Since then I've had two viruses and had to have a Covid test each time. Both times I have been very nervous and upset that the results would be positive. Neither were but I sure didn't feel good and the wait for a result each time played havoc with my nerves. I don't even know how I got the last virus given the precautions I take and that is a worry in itself.
That's one of the big problems about this pandemic, it's shredding our nerves. There are some people out there who don't worry or simply don't believe there is a pandemic and that it's all a conspiracy. In a way I envy them. If I'm going to get Covid, I'd rather just not worry about it first but I think this year has taken its toll on me and I can no longer stop worrying. My mood sometimes improves but, with any new concern, it plummets to new depths and this is becoming a concern to the point I am considering going on another antidepressant.
I am, of course, I suspect not the only person whose mental state is deteriorating. When I told my general practitioner doctor that I was feeling more optimistic a few weeks ago after having my first vaccine shot, she said a lot of her older patients were too. The virus has obviously been preying on the minds of those of us who were anticipating a couple of more decades of life. After my last virus, post the vaccine, I began to lose that hope again. If it was only a rhinovirus, it was a beauty. I didn't have a fever, blocked nose or cough. My lungs were fine too. I had a mighty sore throat and just felt as if I had the 'flu. The thing is, I've had a 'flu shot. If the virus made me feel this bad, how capable am I, even vaccinated, of dealing with Covid?

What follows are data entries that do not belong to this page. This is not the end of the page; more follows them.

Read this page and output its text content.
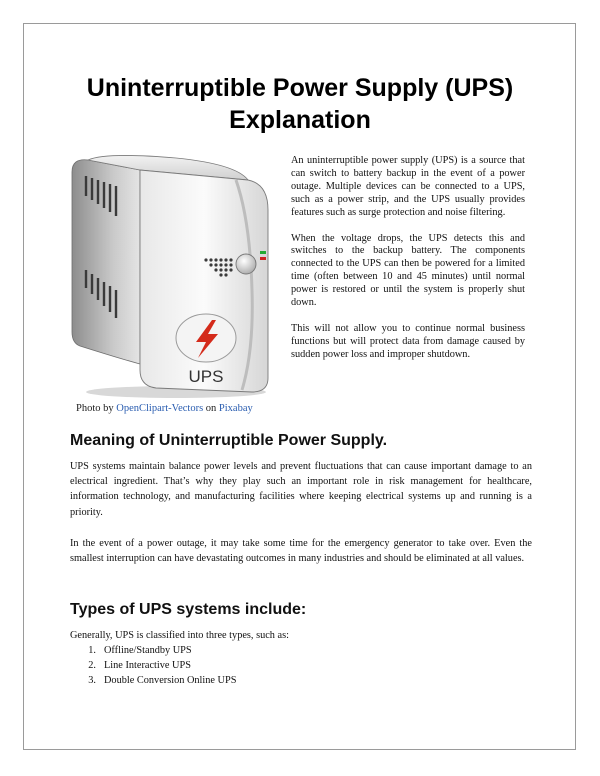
Uninterruptible Power Supply (UPS)
Explanation
UPS
Photo by OpenClipart-Vectors on Pixabay

An uninterruptible power supply (UPS) is a source that can switch to battery backup in the event of a power outage. Multiple devices can be connected to a UPS, such as a power strip, and the UPS usually provides features such as surge protection and noise filtering.

When the voltage drops, the UPS detects this and switches to the backup battery. The components connected to the UPS can then be powered for a limited time (often between 10 and 45 minutes) until normal power is restored or until the system is properly shut down.

This will not allow you to continue normal business functions but will protect data from damage caused by sudden power loss and improper shutdown.

Meaning of Uninterruptible Power Supply.

UPS systems maintain balance power levels and prevent fluctuations that can cause important damage to an electrical ingredient. That’s why they play such an important role in risk management for healthcare, information technology, and manufacturing facilities where keeping electrical systems up and running is a priority.

In the event of a power outage, it may take some time for the emergency generator to take over. Even the smallest interruption can have devastating outcomes in many industries and should be eliminated at all values.

Types of UPS systems include:

Generally, UPS is classified into three types, such as:

1. Offline/Standby UPS
2. Line Interactive UPS
3. Double Conversion Online UPS
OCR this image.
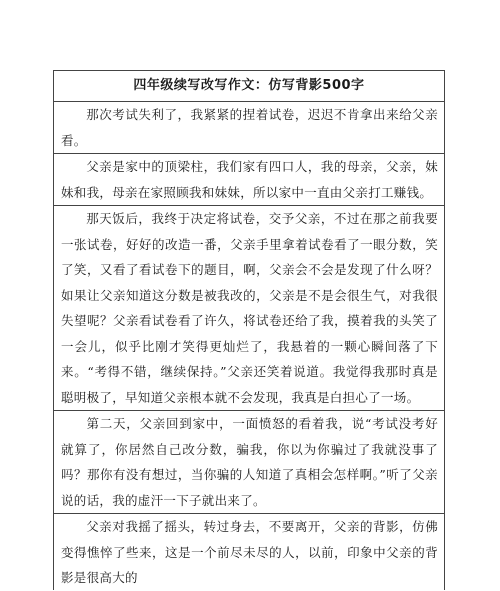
四年级续写改写作文：仿写背影500字
那次考试失利了，我紧紧的捏着试卷，迟迟不肯拿出来给父亲看。
父亲是家中的顶梁柱，我们家有四口人，我的母亲，父亲，妹妹和我，母亲在家照顾我和妹妹，所以家中一直由父亲打工赚钱。
那天饭后，我终于决定将试卷，交予父亲，不过在那之前我要一张试卷，好好的改造一番，父亲手里拿着试卷看了一眼分数，笑了笑，又看了看试卷下的题目，啊，父亲会不会是发现了什么呀？如果让父亲知道这分数是被我改的，父亲是不是会很生气，对我很失望呢？父亲看试卷看了许久，将试卷还给了我，摸着我的头笑了一会儿，似乎比刚才笑得更灿烂了，我悬着的一颗心瞬间落了下来。“考得不错，继续保持。”父亲还笑着说道。我觉得我那时真是聪明极了，早知道父亲根本就不会发现，我真是白担心了一场。
第二天，父亲回到家中，一面愤怒的看着我，说“考试没考好就算了，你居然自己改分数，骗我，你以为你骗过了我就没事了吗？那你有没有想过，当你骗的人知道了真相会怎样啊。”听了父亲说的话，我的虚汗一下子就出来了。
父亲对我摇了摇头，转过身去，不要离开，父亲的背影，仿佛变得憔悴了些来，这是一个前尽未尽的人，以前，印象中父亲的背影是很高大的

Perhaps I am being a wuss but I'm rather tired of being sick or feeling unwell. I am really wondering how other people are feeling mentally at this time. It isn't easy on any of us but I also wonder how many people are keeping their fears to themselves. I have sometimes, when wearing a mask to the shops, had people come right up to me and talk to my face. I figure that these types are not big worriers. They also can't take a hint. I remain pleasant but wonder where their heads are.
The old saying that ignorance is bliss is true. It's become so that I really don't want to listen to the news on television at night and hear one more thing about Covid or vaccinations. I see it on the internet but can skim past. I take in the rudiments and the latest local figures and move on. The television news, however, just won't let it go. For the last sixteen months we've been fed a diet of Covid related news.

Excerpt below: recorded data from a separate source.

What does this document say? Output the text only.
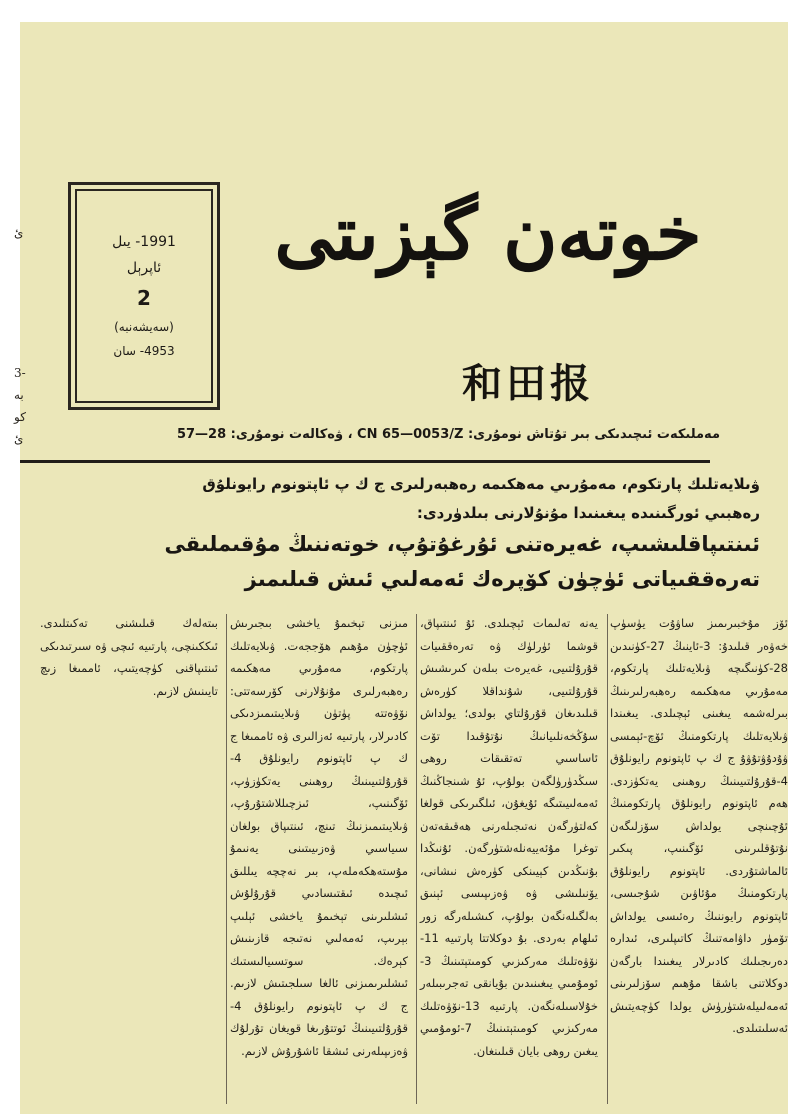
1991- يىل
ئاپرېل
2
(سەيشەنبە)
4953- سان
خوتەن گېزىتى
和田报
ئ
3-
بە
كو
ئ	مەملىكەت ئىچىدىكى بىر تۇتاش نومۇرى: CN 65—0053/Z ، ۋەكالەت نومۇرى: 28—57
ۋىلايەتلىك پارتكوم، مەمۇرىي مەھكىمە رەھبەرلىرى ج ك پ ئاپتونوم رايونلۇق
رەھبىي ئورگىنىدە يىغىنىدا مۇنۇلارنى بىلدۈردى:
ئىنتىپاقلىشىپ، غەيرەتنى ئۇرغۇتۇپ، خوتەننىڭ مۇقىملىقى
تەرەققىياتى ئۈچۈن كۆپرەك ئەمەلىي ئىش قىلىمىز

ئۆز مۇخبىرىمىز ساۋۇت يۈسۈپ خەۋەر قىلىدۇ: 3-ئاينىڭ 27-كۈنىدىن 28-كۈنىگىچە ۋىلايەتلىك پارتكوم، مەمۇرىي مەھكىمە رەھبەرلىرىنىڭ بىرلەشمە يىغىنى ئېچىلدى. يىغىندا ۋىلايەتلىك پارتكومنىڭ ئۆچ-ئېمسى ۋۇدۇۋتۇۋۇ ج ك پ ئاپتونوم رايونلۇق 4-قۇرۇلتىيىنىڭ روھىنى يەتكۈزدى. ھەم ئاپتونوم رايونلۇق پارتكومنىڭ ئۇچىنچى يولداش سۆزلىگەن نۇتۇقلىرىنى ئۆگىنىپ، پىكىر ئالماشتۇردى. ئاپتونوم رايونلۇق پارتكومنىڭ مۇئاۋىن شۇجىسى، ئاپتونوم رايوننىڭ رەئىسى يولداش تۆمۈر داۋامەتنىڭ كاتىپلىرى، ئىدارە دەرىجىلىك كادىرلار يىغىندا بارگەن دوكلاتنى باشقا مۇھىم سۆزلىرىنى ئەمەلىيلەشتۈرۈش يولدا كۈچەيتىش ئەسلىتىلدى.

يەنە تەلىمات ئېچىلدى. ئۇ ئىنتىپاق، قوشما ئۈرلۈك ۋە تەرەققىيات قۇرۇلتىيى، غەيرەت بىلەن كىرىشىش قۇرۇلتىيى، شۇنداقلا كۈرەش قىلىدىغان قۇرۇلتاي بولدى؛ يولداش سۇڭخەنلىيانىڭ نۇتۇقىدا تۆت ئاساسىي تەتقىقات روھى سىڭدۈرۈلگەن بولۇپ، ئۇ شىنجاڭنىڭ ئەمەلىيىتىگە ئۇيغۇن، ئىلگىرىكى قولغا كەلتۈرگەن نەتىجىلەرنى ھەقىقەتەن توغرا مۇئەييەنلەشتۈرگەن. ئۇنىڭدا بۇنىڭدىن كېيىنكى كۈرەش نىشانى، يۆنىلىشى ۋە ۋەزىپىسى ئېنىق بەلگىلەنگەن بولۇپ، كىشىلەرگە زور ئىلھام بەردى. بۇ دوكلاتتا پارتىيە 11-نۆۋەتلىك مەركىزىي كومىتېتىنىڭ 3-ئومۇمىي يىغىنىدىن بۇيانقى تەجرىبىلەر خۇلاسىلەنگەن. پارتىيە 13-نۆۋەتلىك مەركىزىي كومىتېتىنىڭ 7-ئومۇمىي يىغىن روھى بايان قىلىنغان.

مىزنى تېخىمۇ ياخشى بىجىرىش ئۈچۈن مۇھىم ھۆججەت. ۋىلايەتلىك پارتكوم، مەمۇرىي مەھكىمە رەھبەرلىرى مۇنۇلارنى كۆرسەتتى: نۆۋەتتە پۈتۈن ۋىلايىتىمىزدىكى كادىرلار، پارتىيە ئەزالىرى ۋە ئاممىغا ج ك پ ئاپتونوم رايونلۇق 4-قۇرۇلتىيىنىڭ روھىنى يەتكۈزۈپ، ئۆگىنىپ، ئىزچىللاشتۇرۇپ، ۋىلايىتىمىزنىڭ تىنچ، ئىنتىپاق بولغان سىياسىي ۋەزىيىتىنى يەنىمۇ مۇستەھكەملەپ، بىر نەچچە يىللىق ئىچىدە ئىقتىسادىي قۇرۇلۇش ئىشلىرىنى تېخىمۇ ياخشى ئېلىپ بېرىپ، ئەمەلىي نەتىجە قازىنىش كېرەك. سوتسىيالىستىك ئىشلىرىمىزنى ئالغا سىلجىتىش لازىم. ج ك پ ئاپتونوم رايونلۇق 4-قۇرۇلتىيىنىڭ ئوتتۇرىغا قويغان تۇرلۇك ۋەزىپىلەرنى ئىشقا ئاشۇرۇش لازىم.

بىتەلەك قىلىشنى تەكىتلىدى. ئىككىنچى، پارتىيە ئىچى ۋە سىرتىدىكى ئىنتىپاقنى كۈچەيتىپ، ئاممىغا زىچ تايىنىش لازىم.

I yearn for the day when I never hear another mention of Covid and I'm sure you do too. I yearn for the day I can shop or got to a cafe or restaurant without worrying and for the time I can travel again, even though I really no longer have the funds. I'll just take a road trip to anywhere and enjoy the scenery. I long for the day I can look forward to thinking I may see my grandchildren reach adulthood. I just long for another day.